As we do the important work
for justice and freedom for all people (especially the invisible people it
would be easy to forget, where we might just be God’s angel sent to free them)
we must be wary of falling into prisons of the mind and will that lock us up as
completely in the spirit as an earthly prison locks up the body. God needs
workers willing and able to share in the harvest labor, not penned-in onlookers
holding, but unwilling to use, the key of their own liberation.
Collect for St. Peter ad Vincula
O God, who didst cause thy
holy Apostle Peter to be loosed from his chains, and to depart without hurt;
Break, we beseech thee, the chains of our sins, and mercifully put away all
evil from us; though Jesus Christ our Lord. Amen.
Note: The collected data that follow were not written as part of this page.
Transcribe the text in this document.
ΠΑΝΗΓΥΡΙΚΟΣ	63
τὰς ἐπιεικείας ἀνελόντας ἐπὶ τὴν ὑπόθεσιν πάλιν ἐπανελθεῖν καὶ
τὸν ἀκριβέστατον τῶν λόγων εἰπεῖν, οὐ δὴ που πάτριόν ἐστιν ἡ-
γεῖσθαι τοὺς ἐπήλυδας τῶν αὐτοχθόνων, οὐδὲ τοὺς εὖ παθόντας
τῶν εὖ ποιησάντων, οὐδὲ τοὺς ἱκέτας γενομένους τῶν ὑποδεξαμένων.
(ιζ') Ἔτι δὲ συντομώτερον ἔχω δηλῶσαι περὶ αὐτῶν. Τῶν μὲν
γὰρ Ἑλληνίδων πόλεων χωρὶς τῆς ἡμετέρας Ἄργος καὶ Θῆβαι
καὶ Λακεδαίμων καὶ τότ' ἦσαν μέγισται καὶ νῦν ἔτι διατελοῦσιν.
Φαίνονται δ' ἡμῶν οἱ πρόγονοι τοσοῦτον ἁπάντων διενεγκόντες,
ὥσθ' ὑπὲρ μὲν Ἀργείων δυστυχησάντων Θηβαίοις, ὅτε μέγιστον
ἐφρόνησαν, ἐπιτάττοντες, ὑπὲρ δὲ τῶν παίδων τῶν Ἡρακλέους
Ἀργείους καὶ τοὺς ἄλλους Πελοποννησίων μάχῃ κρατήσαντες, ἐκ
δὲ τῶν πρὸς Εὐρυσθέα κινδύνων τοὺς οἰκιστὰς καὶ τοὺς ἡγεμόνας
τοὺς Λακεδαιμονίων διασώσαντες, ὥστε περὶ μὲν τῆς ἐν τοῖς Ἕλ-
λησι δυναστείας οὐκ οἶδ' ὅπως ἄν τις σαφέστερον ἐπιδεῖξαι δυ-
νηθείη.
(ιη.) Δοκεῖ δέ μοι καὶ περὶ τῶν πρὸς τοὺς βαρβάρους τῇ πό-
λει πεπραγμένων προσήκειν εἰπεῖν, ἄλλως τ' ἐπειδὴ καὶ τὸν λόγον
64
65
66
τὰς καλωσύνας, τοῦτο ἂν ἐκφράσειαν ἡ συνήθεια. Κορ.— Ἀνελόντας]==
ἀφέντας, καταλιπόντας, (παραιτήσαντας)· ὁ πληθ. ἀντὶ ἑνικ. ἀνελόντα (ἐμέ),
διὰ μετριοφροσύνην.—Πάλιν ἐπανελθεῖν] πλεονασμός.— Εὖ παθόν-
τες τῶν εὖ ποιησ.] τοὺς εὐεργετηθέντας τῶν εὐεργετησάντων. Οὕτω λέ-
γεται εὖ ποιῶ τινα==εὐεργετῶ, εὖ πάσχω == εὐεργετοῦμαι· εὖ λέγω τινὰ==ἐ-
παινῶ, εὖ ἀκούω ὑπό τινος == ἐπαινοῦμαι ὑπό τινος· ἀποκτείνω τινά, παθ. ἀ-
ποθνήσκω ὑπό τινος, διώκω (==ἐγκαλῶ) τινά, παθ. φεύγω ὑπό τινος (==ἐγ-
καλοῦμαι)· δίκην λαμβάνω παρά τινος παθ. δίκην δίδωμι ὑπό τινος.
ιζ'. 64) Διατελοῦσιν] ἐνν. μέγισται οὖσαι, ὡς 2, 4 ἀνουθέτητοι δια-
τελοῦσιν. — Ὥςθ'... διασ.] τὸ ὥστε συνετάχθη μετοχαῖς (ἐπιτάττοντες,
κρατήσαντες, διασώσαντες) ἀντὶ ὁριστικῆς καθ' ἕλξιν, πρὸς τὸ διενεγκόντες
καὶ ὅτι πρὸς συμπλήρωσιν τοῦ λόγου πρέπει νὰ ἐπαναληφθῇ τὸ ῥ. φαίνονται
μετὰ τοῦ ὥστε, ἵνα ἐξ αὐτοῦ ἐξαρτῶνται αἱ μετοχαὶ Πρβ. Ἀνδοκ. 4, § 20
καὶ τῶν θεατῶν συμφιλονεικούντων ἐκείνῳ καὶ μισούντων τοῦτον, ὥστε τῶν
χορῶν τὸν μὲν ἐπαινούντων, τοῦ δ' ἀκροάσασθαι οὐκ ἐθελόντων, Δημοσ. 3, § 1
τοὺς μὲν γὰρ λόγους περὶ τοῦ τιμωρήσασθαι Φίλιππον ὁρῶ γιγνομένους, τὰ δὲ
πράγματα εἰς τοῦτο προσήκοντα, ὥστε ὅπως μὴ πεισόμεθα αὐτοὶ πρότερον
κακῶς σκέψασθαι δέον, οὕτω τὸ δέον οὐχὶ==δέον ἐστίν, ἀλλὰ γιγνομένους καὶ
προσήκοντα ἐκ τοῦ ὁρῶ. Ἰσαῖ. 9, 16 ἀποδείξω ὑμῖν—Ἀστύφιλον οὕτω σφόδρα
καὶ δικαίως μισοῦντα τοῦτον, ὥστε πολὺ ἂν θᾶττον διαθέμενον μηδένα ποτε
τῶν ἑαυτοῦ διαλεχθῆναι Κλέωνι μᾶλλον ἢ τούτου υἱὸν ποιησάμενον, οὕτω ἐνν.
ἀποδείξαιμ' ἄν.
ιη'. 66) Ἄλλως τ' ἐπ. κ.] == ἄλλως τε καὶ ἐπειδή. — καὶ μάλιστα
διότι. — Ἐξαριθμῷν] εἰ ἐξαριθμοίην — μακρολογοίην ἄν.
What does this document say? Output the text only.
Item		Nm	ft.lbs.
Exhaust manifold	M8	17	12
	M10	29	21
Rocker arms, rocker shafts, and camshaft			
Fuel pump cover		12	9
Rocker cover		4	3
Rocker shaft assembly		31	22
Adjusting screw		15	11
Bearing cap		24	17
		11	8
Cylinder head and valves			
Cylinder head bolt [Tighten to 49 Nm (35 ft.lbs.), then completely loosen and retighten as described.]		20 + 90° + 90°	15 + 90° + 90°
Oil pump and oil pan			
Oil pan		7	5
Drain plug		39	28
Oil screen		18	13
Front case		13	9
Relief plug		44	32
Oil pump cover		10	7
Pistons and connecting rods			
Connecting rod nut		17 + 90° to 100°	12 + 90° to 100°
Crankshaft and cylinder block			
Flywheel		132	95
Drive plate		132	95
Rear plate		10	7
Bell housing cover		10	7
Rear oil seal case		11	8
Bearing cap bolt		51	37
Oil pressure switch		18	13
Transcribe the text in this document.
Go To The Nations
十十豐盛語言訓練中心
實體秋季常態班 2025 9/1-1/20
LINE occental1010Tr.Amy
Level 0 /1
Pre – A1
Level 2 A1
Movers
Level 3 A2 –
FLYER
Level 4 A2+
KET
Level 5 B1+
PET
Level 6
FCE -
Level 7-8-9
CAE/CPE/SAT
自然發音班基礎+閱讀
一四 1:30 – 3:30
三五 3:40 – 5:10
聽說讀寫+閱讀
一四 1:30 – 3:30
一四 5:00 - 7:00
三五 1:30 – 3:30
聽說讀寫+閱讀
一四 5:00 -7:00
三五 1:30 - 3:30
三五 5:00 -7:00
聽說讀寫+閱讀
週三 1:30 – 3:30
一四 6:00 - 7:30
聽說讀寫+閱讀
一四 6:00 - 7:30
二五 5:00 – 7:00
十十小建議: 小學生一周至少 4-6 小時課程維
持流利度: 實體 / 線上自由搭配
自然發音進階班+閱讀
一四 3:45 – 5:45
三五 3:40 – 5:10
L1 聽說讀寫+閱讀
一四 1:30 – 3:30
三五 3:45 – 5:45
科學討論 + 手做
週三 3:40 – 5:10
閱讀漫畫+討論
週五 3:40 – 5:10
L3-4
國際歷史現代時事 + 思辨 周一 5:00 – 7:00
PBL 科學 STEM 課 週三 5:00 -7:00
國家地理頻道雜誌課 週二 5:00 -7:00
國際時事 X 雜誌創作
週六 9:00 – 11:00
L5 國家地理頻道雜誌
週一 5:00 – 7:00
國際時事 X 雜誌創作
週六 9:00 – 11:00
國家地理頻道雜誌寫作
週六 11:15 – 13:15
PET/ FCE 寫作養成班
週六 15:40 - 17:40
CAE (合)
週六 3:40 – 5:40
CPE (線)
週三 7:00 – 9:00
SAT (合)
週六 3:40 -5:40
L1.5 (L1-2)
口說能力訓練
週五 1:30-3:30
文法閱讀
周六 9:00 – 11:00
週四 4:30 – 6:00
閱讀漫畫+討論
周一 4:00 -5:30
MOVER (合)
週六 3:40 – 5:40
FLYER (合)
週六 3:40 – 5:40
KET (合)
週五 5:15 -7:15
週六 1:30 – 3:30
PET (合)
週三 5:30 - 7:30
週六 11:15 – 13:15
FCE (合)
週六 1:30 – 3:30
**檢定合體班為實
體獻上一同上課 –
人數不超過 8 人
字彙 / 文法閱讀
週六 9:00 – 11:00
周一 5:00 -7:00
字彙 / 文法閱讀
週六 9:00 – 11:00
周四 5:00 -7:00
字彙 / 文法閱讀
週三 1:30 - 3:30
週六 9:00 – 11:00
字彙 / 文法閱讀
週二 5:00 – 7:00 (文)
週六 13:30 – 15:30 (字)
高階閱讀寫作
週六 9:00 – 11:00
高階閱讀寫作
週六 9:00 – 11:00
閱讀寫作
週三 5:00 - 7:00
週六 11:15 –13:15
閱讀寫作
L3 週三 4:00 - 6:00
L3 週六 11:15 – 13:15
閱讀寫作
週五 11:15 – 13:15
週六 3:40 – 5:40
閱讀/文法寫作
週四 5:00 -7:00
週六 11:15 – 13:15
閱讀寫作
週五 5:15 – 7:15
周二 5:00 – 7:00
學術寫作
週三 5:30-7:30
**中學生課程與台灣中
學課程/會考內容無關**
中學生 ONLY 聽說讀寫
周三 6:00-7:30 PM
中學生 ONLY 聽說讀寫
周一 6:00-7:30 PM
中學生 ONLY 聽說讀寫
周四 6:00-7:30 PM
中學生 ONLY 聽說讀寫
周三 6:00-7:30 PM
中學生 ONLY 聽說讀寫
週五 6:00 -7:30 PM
For Prisons and Correctional Institutions
Lord Jesus, for our sake you
were condemned as a criminal: Visit our jails and prisons with your pity and
judgment. Remember all prisoners, and bring the guilty to repentance and
amendment of life according to your will, and give them hope for their future.
When any are held unjustly, bring them release; forgive us, and teach us to
improve our justice. Remember those who work in these institutions; keep them humane
and compassionate; and save them from becoming brutal or callous. And since
what we do for those in prison, O Lord, we do for you, constrain us to improve
their lot. All this we ask for your mercy’s sake. Amen.